Saturday, July 4, 2020

Belonging

I think I was in grade school when this first occurred me. I understand, that if a pre-teen can have this insight, that it might seem blindingly obvious, but, as my father always told me, "'Obvious' is something so crystal clear that you're the only person who see it." So I'm discussing it here today.

When I was in grade school, I had a lot of prejudiced classmates. Of the sort that we would likely call "ethno-nationalist" today. Americans were simply better than non-Americans, and Whites were better than non-Whites. They, as White Americans, were therefore better than everyone else. And their rationale for being better was that they could rattle off, from memory, lists of White Americans who had accomplished Great Things, and their argument to others was the inability to rattle off a more impressive list was proof that they weren't as good.
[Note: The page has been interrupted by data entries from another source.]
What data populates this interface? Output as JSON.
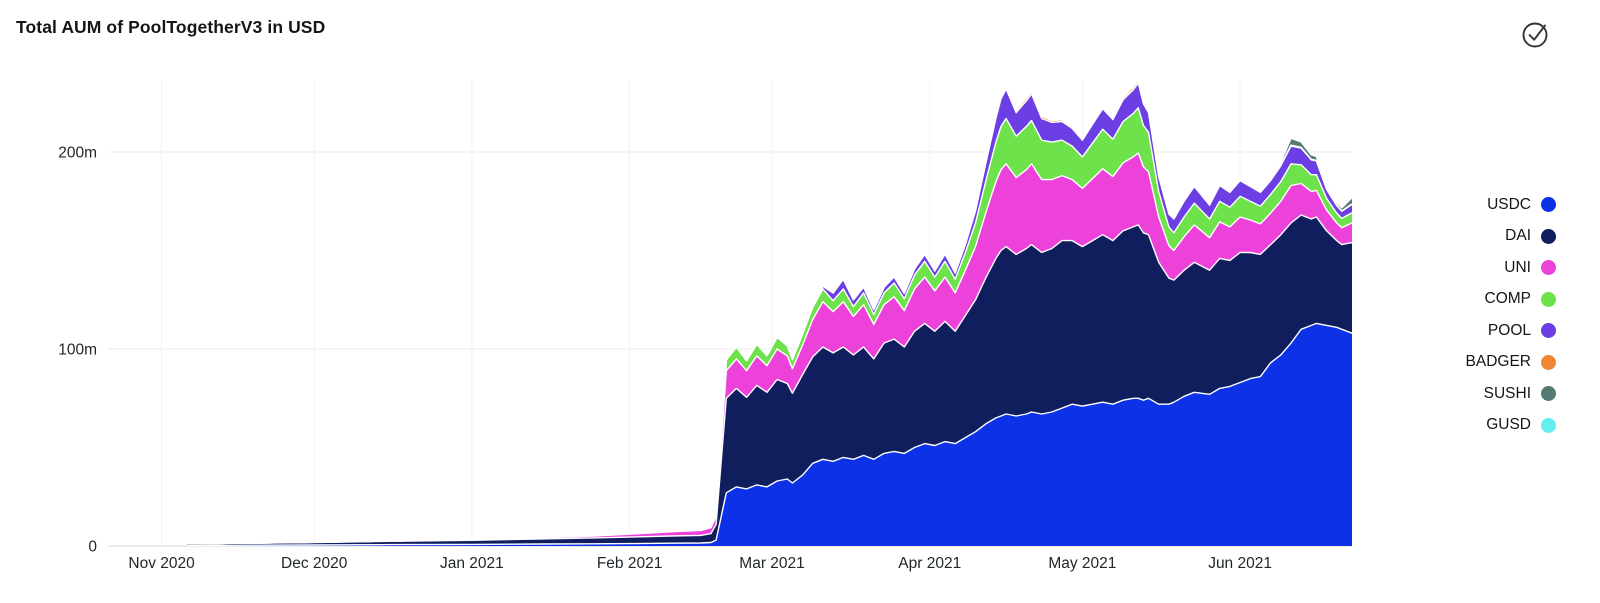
{
  "header": {
    "title": "Total AUM of PoolTogetherV3 in USD",
    "status_icon": "check-circle"
  },
  "colors": {
    "background": "#ffffff",
    "title_text": "#161616",
    "axis_text": "#21272a",
    "gridline_h": "#ebebeb",
    "gridline_v": "#f2f2f2",
    "baseline": "#d8d8d8",
    "layer_separator": "#ffffff"
  },
  "chart_data": {
    "type": "area",
    "stacked": true,
    "title": "Total AUM of PoolTogetherV3 in USD",
    "xlabel": "",
    "ylabel": "",
    "unit": "USD millions",
    "grid": "on",
    "legend_position": "right",
    "y_axis": {
      "range_m": [
        0,
        250
      ],
      "ticks": [
        {
          "label": "0",
          "value": 0
        },
        {
          "label": "100m",
          "value": 100
        },
        {
          "label": "200m",
          "value": 200
        }
      ]
    },
    "x_axis": {
      "start_label": "Nov 2020",
      "end_label": "Jun 2021",
      "ticks": [
        {
          "label": "Nov 2020",
          "day": -5
        },
        {
          "label": "Dec 2020",
          "day": 25
        },
        {
          "label": "Jan 2021",
          "day": 56
        },
        {
          "label": "Feb 2021",
          "day": 87
        },
        {
          "label": "Mar 2021",
          "day": 115
        },
        {
          "label": "Apr 2021",
          "day": 146
        },
        {
          "label": "May 2021",
          "day": 176
        },
        {
          "label": "Jun 2021",
          "day": 207
        }
      ]
    },
    "legend": [
      {
        "name": "USDC",
        "color": "#0d31e6"
      },
      {
        "name": "DAI",
        "color": "#101e5e"
      },
      {
        "name": "UNI",
        "color": "#ec42da"
      },
      {
        "name": "COMP",
        "color": "#6ee24b"
      },
      {
        "name": "POOL",
        "color": "#6c3fe4"
      },
      {
        "name": "BADGER",
        "color": "#ef8733"
      },
      {
        "name": "SUSHI",
        "color": "#547a74"
      },
      {
        "name": "GUSD",
        "color": "#62eef2"
      }
    ],
    "days": [
      0,
      12,
      25,
      40,
      56,
      70,
      80,
      87,
      95,
      101,
      103,
      104,
      106,
      108,
      110,
      112,
      114,
      116,
      118,
      119,
      121,
      123,
      125,
      127,
      129,
      131,
      133,
      135,
      137,
      139,
      141,
      143,
      145,
      147,
      149,
      151,
      153,
      155,
      157,
      159,
      160,
      161,
      163,
      165,
      166,
      168,
      170,
      172,
      174,
      176,
      178,
      180,
      182,
      184,
      186,
      187,
      188,
      189,
      191,
      193,
      194,
      196,
      198,
      201,
      203,
      205,
      207,
      209,
      211,
      213,
      215,
      217,
      219,
      221,
      222,
      224,
      226,
      227,
      229
    ],
    "series": [
      {
        "name": "USDC",
        "values_m": [
          0.3,
          0.4,
          0.5,
          0.7,
          0.8,
          1.0,
          1.1,
          1.2,
          1.4,
          1.5,
          1.8,
          3,
          27,
          30,
          29,
          31,
          30,
          33,
          34,
          32,
          36,
          42,
          44,
          43,
          45,
          44,
          46,
          44,
          47,
          48,
          47,
          50,
          52,
          51,
          53,
          52,
          55,
          58,
          62,
          65,
          66,
          67,
          66,
          67,
          68,
          67,
          68,
          70,
          72,
          71,
          72,
          73,
          72,
          74,
          75,
          75,
          74,
          75,
          72,
          72,
          73,
          76,
          78,
          77,
          80,
          81,
          83,
          85,
          86,
          93,
          97,
          103,
          110,
          112,
          113,
          112,
          111,
          110,
          108
        ]
      },
      {
        "name": "DAI",
        "values_m": [
          0.8,
          1.0,
          1.3,
          1.7,
          2.1,
          2.6,
          3.0,
          3.3,
          3.7,
          3.9,
          4.5,
          8,
          48,
          50,
          46.5,
          50.5,
          48,
          51.5,
          48.5,
          45.5,
          51,
          54,
          57,
          55,
          56,
          53,
          55,
          51,
          56,
          57,
          54,
          59,
          61,
          58,
          61,
          57,
          62,
          67,
          74,
          81,
          84,
          85,
          82,
          84,
          85,
          82,
          83,
          85,
          83,
          81,
          83,
          85,
          83,
          86,
          87,
          88,
          85,
          83,
          72,
          64,
          62,
          64,
          66,
          63,
          66,
          64,
          66,
          64,
          62,
          60,
          61,
          61,
          58,
          54,
          54,
          48,
          44,
          43,
          46
        ]
      },
      {
        "name": "UNI",
        "values_m": [
          0,
          0.05,
          0.1,
          0.15,
          0.25,
          0.6,
          1.0,
          1.5,
          2.1,
          2.5,
          3,
          4,
          14,
          15,
          13.5,
          15,
          13.5,
          15.5,
          14,
          12.5,
          15,
          19,
          23,
          21,
          23,
          19.5,
          21.5,
          17.5,
          19.5,
          21.5,
          18.5,
          21.5,
          23.5,
          20.5,
          22.5,
          19.5,
          23,
          27,
          33,
          39,
          41,
          42,
          39,
          40,
          41,
          37,
          35,
          33,
          31,
          29.5,
          31.5,
          33.5,
          32.5,
          34.5,
          35.5,
          36.5,
          33.5,
          32,
          23,
          16.5,
          15,
          17,
          19,
          16.5,
          18.5,
          17,
          18,
          16.5,
          15.5,
          16,
          17,
          19,
          16,
          14,
          13.5,
          10.5,
          9,
          8.5,
          10
        ]
      },
      {
        "name": "COMP",
        "values_m": [
          0,
          0,
          0,
          0,
          0.05,
          0.1,
          0.15,
          0.2,
          0.3,
          0.4,
          0.5,
          0.8,
          5.5,
          6,
          5,
          6,
          5.2,
          6,
          5.2,
          4.6,
          5.5,
          6,
          6.5,
          5.5,
          6.5,
          5,
          6,
          5,
          6,
          7,
          6,
          7,
          8,
          7,
          8,
          7,
          9,
          12,
          16,
          20,
          22,
          23,
          21,
          22,
          22,
          20,
          19,
          18,
          17,
          16,
          18,
          20,
          19,
          21,
          22,
          23,
          21,
          20,
          13,
          9.5,
          9,
          10,
          11,
          9.5,
          10.5,
          10,
          10.5,
          9.5,
          9,
          9.5,
          10,
          11,
          9.5,
          8.5,
          8,
          6,
          5,
          4.8,
          5.2
        ]
      },
      {
        "name": "POOL",
        "values_m": [
          0,
          0,
          0,
          0,
          0,
          0,
          0,
          0,
          0,
          0,
          0,
          0,
          0,
          0,
          0,
          0,
          0,
          0,
          0,
          0,
          0.3,
          0.8,
          1.5,
          4,
          5,
          3.5,
          3,
          2.5,
          2.8,
          3.2,
          2.8,
          3.2,
          3.6,
          3,
          3.6,
          3,
          4,
          6,
          9,
          12,
          14,
          15,
          12,
          13,
          13.5,
          11,
          10,
          9.5,
          9,
          8.5,
          9.5,
          10.5,
          10,
          11,
          12,
          12.5,
          11,
          10,
          7.5,
          6.5,
          7,
          8,
          8.5,
          7,
          8,
          7.5,
          8,
          7.5,
          7,
          7,
          8,
          9,
          8.5,
          7.5,
          7,
          4.5,
          3.8,
          3.6,
          4.2
        ]
      },
      {
        "name": "BADGER",
        "values_m": [
          0,
          0,
          0,
          0,
          0,
          0,
          0,
          0,
          0,
          0,
          0,
          0,
          0,
          0,
          0,
          0,
          0,
          0,
          0,
          0,
          0,
          0,
          0,
          0,
          0,
          0,
          0,
          0,
          0,
          0,
          0,
          0,
          0,
          0.4,
          0.5,
          0.4,
          0.5,
          0.8,
          1,
          1.4,
          1.5,
          1.6,
          1.2,
          1.5,
          1.5,
          1.2,
          1,
          1,
          0.9,
          0.8,
          1,
          1,
          1,
          1.2,
          1.5,
          1.6,
          1.2,
          1,
          0.5,
          0.3,
          0.3,
          0.3,
          0.3,
          0.3,
          0.3,
          0.3,
          0.3,
          0.3,
          0.2,
          0.3,
          0.4,
          0.5,
          0.4,
          0.3,
          0.3,
          0.2,
          0.2,
          0.2,
          0.3
        ]
      },
      {
        "name": "SUSHI",
        "values_m": [
          0,
          0,
          0,
          0,
          0,
          0,
          0,
          0,
          0,
          0,
          0,
          0,
          0,
          0,
          0,
          0,
          0,
          0,
          0,
          0,
          0,
          0,
          0,
          0,
          0,
          0,
          0,
          0,
          0,
          0,
          0,
          0,
          0,
          0,
          0,
          0,
          0,
          0,
          0,
          0,
          0,
          0,
          0,
          0,
          0,
          0,
          0,
          0,
          0,
          0,
          0,
          0,
          0,
          0,
          0,
          0,
          0,
          0,
          0,
          0,
          0,
          0,
          0.4,
          0.2,
          0.3,
          0.2,
          0.3,
          0.2,
          0.2,
          0.4,
          1.5,
          3.5,
          2.8,
          2.3,
          2,
          1.4,
          1.2,
          1.6,
          3.2
        ]
      },
      {
        "name": "GUSD",
        "values_m": [
          0,
          0,
          0,
          0,
          0,
          0,
          0,
          0,
          0,
          0,
          0,
          0,
          0,
          0,
          0,
          0,
          0,
          0,
          0,
          0,
          0,
          0,
          0,
          0,
          0,
          0,
          0,
          0,
          0,
          0,
          0,
          0,
          0,
          0,
          0,
          0,
          0,
          0,
          0,
          0,
          0,
          0,
          0,
          0,
          0,
          0,
          0,
          0,
          0,
          0,
          0,
          0,
          0,
          0,
          0,
          0,
          0,
          0,
          0,
          0,
          0,
          0,
          0,
          0,
          0,
          0,
          0,
          0,
          0,
          0,
          0,
          0,
          0,
          0,
          0,
          0,
          0,
          0,
          0
        ]
      }
    ]
  }
}
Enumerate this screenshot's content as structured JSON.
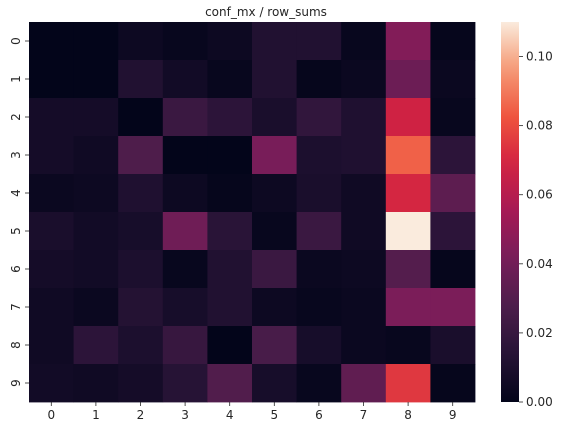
{
  "chart_data": {
    "type": "heatmap",
    "title": "conf_mx / row_sums",
    "xlabel": "",
    "ylabel": "",
    "x_categories": [
      "0",
      "1",
      "2",
      "3",
      "4",
      "5",
      "6",
      "7",
      "8",
      "9"
    ],
    "y_categories": [
      "0",
      "1",
      "2",
      "3",
      "4",
      "5",
      "6",
      "7",
      "8",
      "9"
    ],
    "values": [
      [
        0.0,
        0.0,
        0.004,
        0.002,
        0.004,
        0.012,
        0.012,
        0.002,
        0.045,
        0.001
      ],
      [
        0.0,
        0.0,
        0.012,
        0.006,
        0.002,
        0.012,
        0.001,
        0.003,
        0.038,
        0.003
      ],
      [
        0.007,
        0.007,
        0.0,
        0.021,
        0.016,
        0.009,
        0.018,
        0.011,
        0.068,
        0.002
      ],
      [
        0.007,
        0.005,
        0.028,
        0.0,
        0.0,
        0.042,
        0.01,
        0.011,
        0.085,
        0.016
      ],
      [
        0.003,
        0.004,
        0.011,
        0.004,
        0.001,
        0.004,
        0.009,
        0.005,
        0.07,
        0.033
      ],
      [
        0.009,
        0.006,
        0.008,
        0.039,
        0.015,
        0.002,
        0.021,
        0.005,
        0.11,
        0.016
      ],
      [
        0.007,
        0.006,
        0.01,
        0.002,
        0.012,
        0.021,
        0.003,
        0.004,
        0.03,
        0.001
      ],
      [
        0.005,
        0.003,
        0.013,
        0.008,
        0.012,
        0.004,
        0.002,
        0.003,
        0.043,
        0.043
      ],
      [
        0.005,
        0.016,
        0.01,
        0.02,
        0.0,
        0.026,
        0.008,
        0.003,
        0.002,
        0.009
      ],
      [
        0.006,
        0.005,
        0.007,
        0.014,
        0.029,
        0.008,
        0.002,
        0.034,
        0.075,
        0.001
      ]
    ],
    "colormap": "rocket",
    "vmin": 0.0,
    "vmax": 0.11,
    "colorbar": {
      "ticks": [
        0.0,
        0.02,
        0.04,
        0.06,
        0.08,
        0.1
      ],
      "tick_labels": [
        "0.00",
        "0.02",
        "0.04",
        "0.06",
        "0.08",
        "0.10"
      ]
    }
  }
}
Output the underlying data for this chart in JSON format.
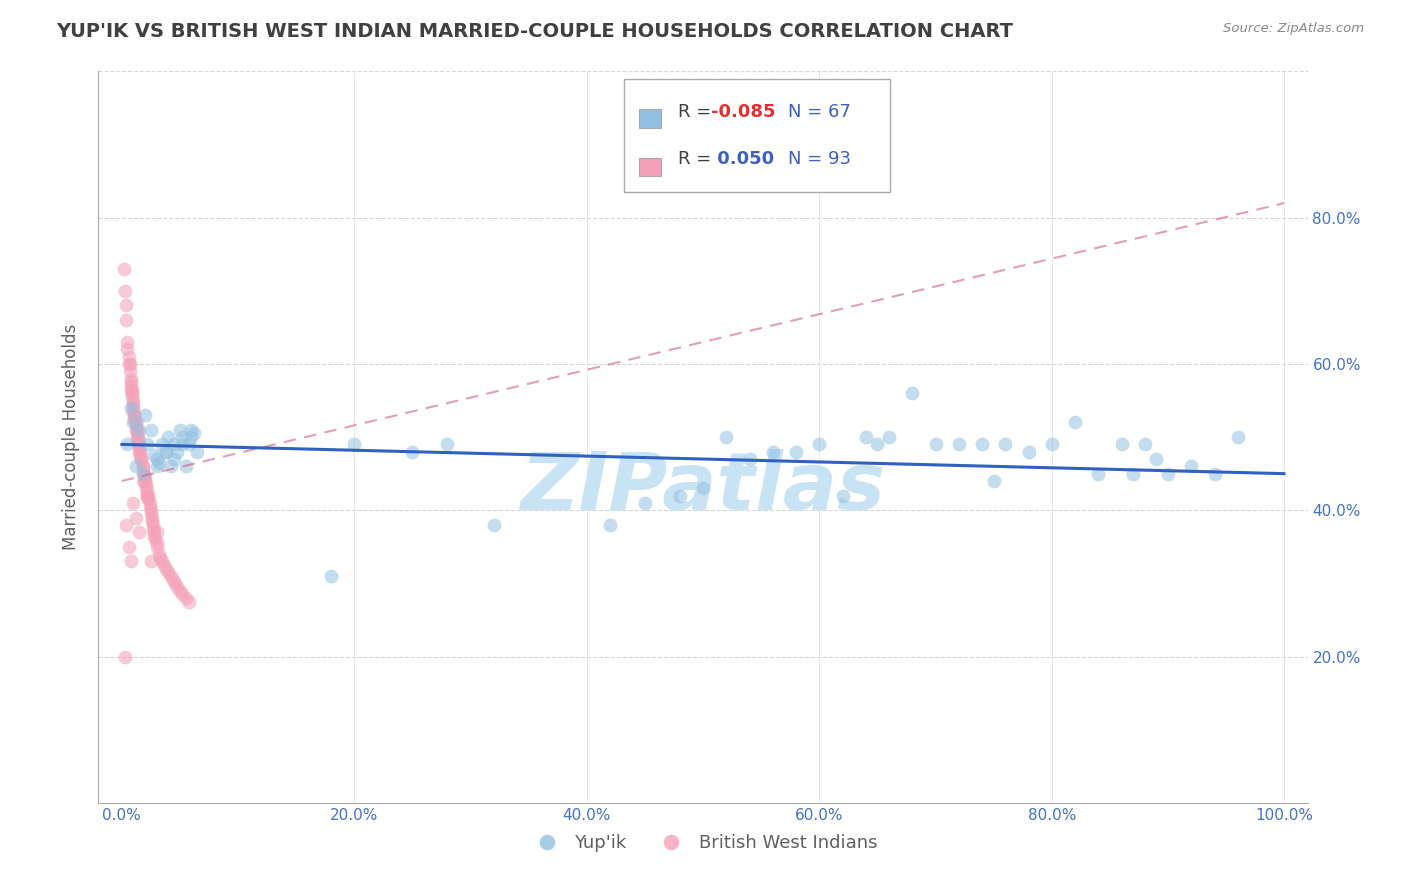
{
  "title": "YUP'IK VS BRITISH WEST INDIAN MARRIED-COUPLE HOUSEHOLDS CORRELATION CHART",
  "source_text": "Source: ZipAtlas.com",
  "ylabel": "Married-couple Households",
  "xlim": [
    -0.02,
    1.02
  ],
  "ylim": [
    0.0,
    1.0
  ],
  "xticks": [
    0.0,
    0.2,
    0.4,
    0.6,
    0.8,
    1.0
  ],
  "xticklabels": [
    "0.0%",
    "20.0%",
    "40.0%",
    "60.0%",
    "80.0%",
    "100.0%"
  ],
  "yticks": [
    0.2,
    0.4,
    0.6,
    0.8
  ],
  "yticklabels": [
    "20.0%",
    "40.0%",
    "60.0%",
    "80.0%"
  ],
  "blue_color": "#92C0E0",
  "pink_color": "#F4A0B8",
  "blue_line_color": "#3060C0",
  "pink_line_color": "#D06080",
  "title_color": "#404040",
  "axis_label_color": "#606060",
  "tick_label_color": "#4472C4",
  "watermark_color": "#C8E4F4",
  "grid_color": "#CCCCCC",
  "background_color": "#FFFFFF",
  "scatter_size": 100,
  "scatter_alpha": 0.55,
  "yupik_x": [
    0.005,
    0.008,
    0.01,
    0.012,
    0.015,
    0.018,
    0.02,
    0.022,
    0.025,
    0.028,
    0.03,
    0.032,
    0.035,
    0.038,
    0.04,
    0.042,
    0.045,
    0.048,
    0.05,
    0.052,
    0.055,
    0.058,
    0.06,
    0.062,
    0.065,
    0.03,
    0.038,
    0.045,
    0.052,
    0.06,
    0.18,
    0.2,
    0.25,
    0.28,
    0.32,
    0.42,
    0.45,
    0.48,
    0.5,
    0.52,
    0.54,
    0.56,
    0.58,
    0.6,
    0.62,
    0.64,
    0.65,
    0.66,
    0.68,
    0.7,
    0.72,
    0.74,
    0.75,
    0.76,
    0.78,
    0.8,
    0.82,
    0.84,
    0.86,
    0.87,
    0.88,
    0.89,
    0.9,
    0.92,
    0.94,
    0.96
  ],
  "yupik_y": [
    0.49,
    0.54,
    0.52,
    0.46,
    0.51,
    0.45,
    0.53,
    0.49,
    0.51,
    0.475,
    0.47,
    0.465,
    0.49,
    0.48,
    0.5,
    0.46,
    0.49,
    0.48,
    0.51,
    0.5,
    0.46,
    0.49,
    0.5,
    0.505,
    0.48,
    0.46,
    0.48,
    0.47,
    0.49,
    0.51,
    0.31,
    0.49,
    0.48,
    0.49,
    0.38,
    0.38,
    0.41,
    0.42,
    0.43,
    0.5,
    0.47,
    0.48,
    0.48,
    0.49,
    0.42,
    0.5,
    0.49,
    0.5,
    0.56,
    0.49,
    0.49,
    0.49,
    0.44,
    0.49,
    0.48,
    0.49,
    0.52,
    0.45,
    0.49,
    0.45,
    0.49,
    0.47,
    0.45,
    0.46,
    0.45,
    0.5
  ],
  "bwi_x": [
    0.002,
    0.003,
    0.004,
    0.004,
    0.005,
    0.005,
    0.006,
    0.006,
    0.007,
    0.007,
    0.008,
    0.008,
    0.008,
    0.008,
    0.009,
    0.009,
    0.009,
    0.01,
    0.01,
    0.01,
    0.01,
    0.011,
    0.011,
    0.011,
    0.012,
    0.012,
    0.012,
    0.012,
    0.013,
    0.013,
    0.013,
    0.014,
    0.014,
    0.014,
    0.015,
    0.015,
    0.015,
    0.016,
    0.016,
    0.017,
    0.017,
    0.018,
    0.018,
    0.018,
    0.019,
    0.019,
    0.02,
    0.02,
    0.02,
    0.021,
    0.021,
    0.022,
    0.022,
    0.023,
    0.023,
    0.024,
    0.024,
    0.025,
    0.025,
    0.026,
    0.026,
    0.027,
    0.027,
    0.028,
    0.028,
    0.029,
    0.03,
    0.03,
    0.032,
    0.033,
    0.035,
    0.036,
    0.038,
    0.04,
    0.042,
    0.044,
    0.046,
    0.048,
    0.05,
    0.052,
    0.055,
    0.058,
    0.004,
    0.006,
    0.008,
    0.01,
    0.012,
    0.015,
    0.018,
    0.022,
    0.025,
    0.03,
    0.003
  ],
  "bwi_y": [
    0.73,
    0.7,
    0.66,
    0.68,
    0.62,
    0.63,
    0.6,
    0.61,
    0.59,
    0.6,
    0.57,
    0.575,
    0.58,
    0.565,
    0.56,
    0.555,
    0.565,
    0.55,
    0.545,
    0.54,
    0.535,
    0.53,
    0.525,
    0.53,
    0.52,
    0.52,
    0.515,
    0.51,
    0.51,
    0.505,
    0.5,
    0.5,
    0.495,
    0.49,
    0.49,
    0.485,
    0.48,
    0.48,
    0.475,
    0.47,
    0.47,
    0.46,
    0.46,
    0.455,
    0.45,
    0.45,
    0.445,
    0.44,
    0.44,
    0.435,
    0.43,
    0.425,
    0.42,
    0.42,
    0.415,
    0.41,
    0.405,
    0.4,
    0.395,
    0.39,
    0.385,
    0.38,
    0.375,
    0.37,
    0.365,
    0.36,
    0.355,
    0.35,
    0.34,
    0.335,
    0.33,
    0.325,
    0.32,
    0.315,
    0.31,
    0.305,
    0.3,
    0.295,
    0.29,
    0.285,
    0.28,
    0.275,
    0.38,
    0.35,
    0.33,
    0.41,
    0.39,
    0.37,
    0.44,
    0.42,
    0.33,
    0.37,
    0.2
  ],
  "blue_trend_x": [
    0.0,
    1.0
  ],
  "blue_trend_y": [
    0.49,
    0.45
  ],
  "pink_trend_x": [
    0.0,
    1.0
  ],
  "pink_trend_y": [
    0.44,
    0.82
  ]
}
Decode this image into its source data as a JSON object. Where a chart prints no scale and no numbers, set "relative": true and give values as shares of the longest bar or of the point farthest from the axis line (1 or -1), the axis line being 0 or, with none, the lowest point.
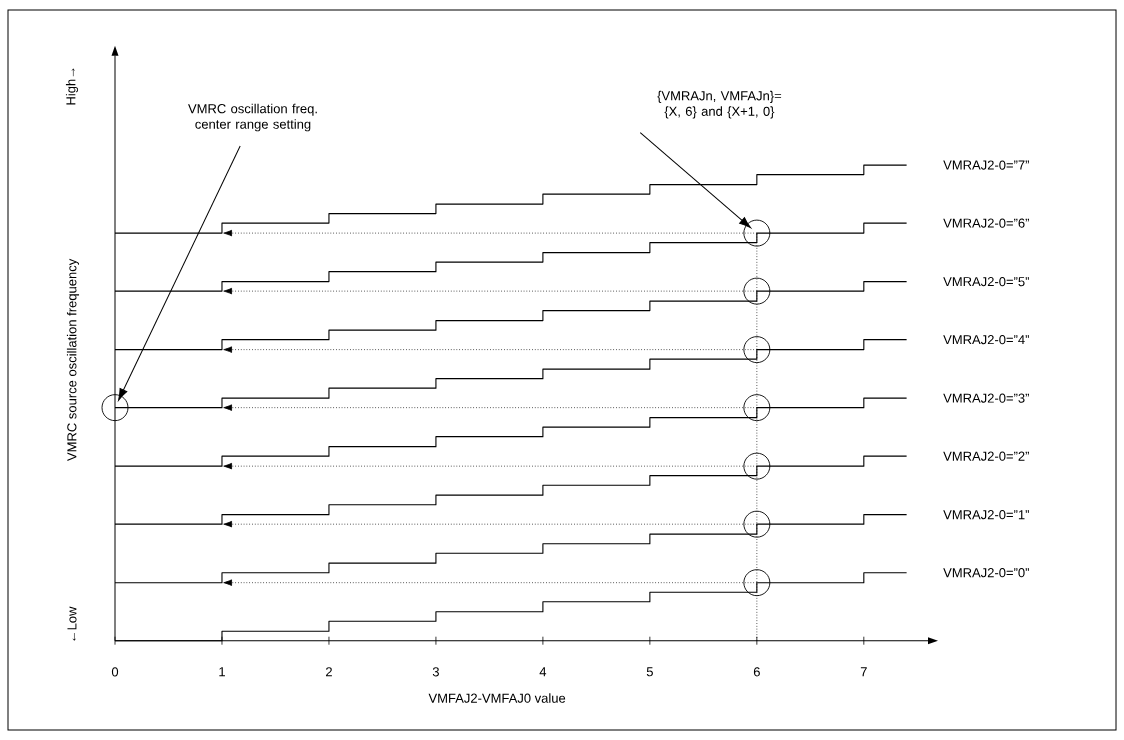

"Well, sure," I would say in response. "But what have you done, that makes you as good as those people?" About this point is where tempers would flare.

But to me, the point was clear; people judged themselves as better than other people based on membership in a group that had important members, rather than having actually done important things themselves.

The difference between a third-grader and a thirty-year-old in doing this is noteworthy, but perhaps not critical. The thirty-year-old may be convinced that their membership in a particular nationality or ethnicity means that their current less-than-ideal circumstances are the result of them being cheated of their birthright. For the third-grader, it's the establishment of the idea that they have a birthright, and that others should respect that. Both are ways of dealing with scarcity, but for children, that scarcity may not only be an idea, a concern for the future.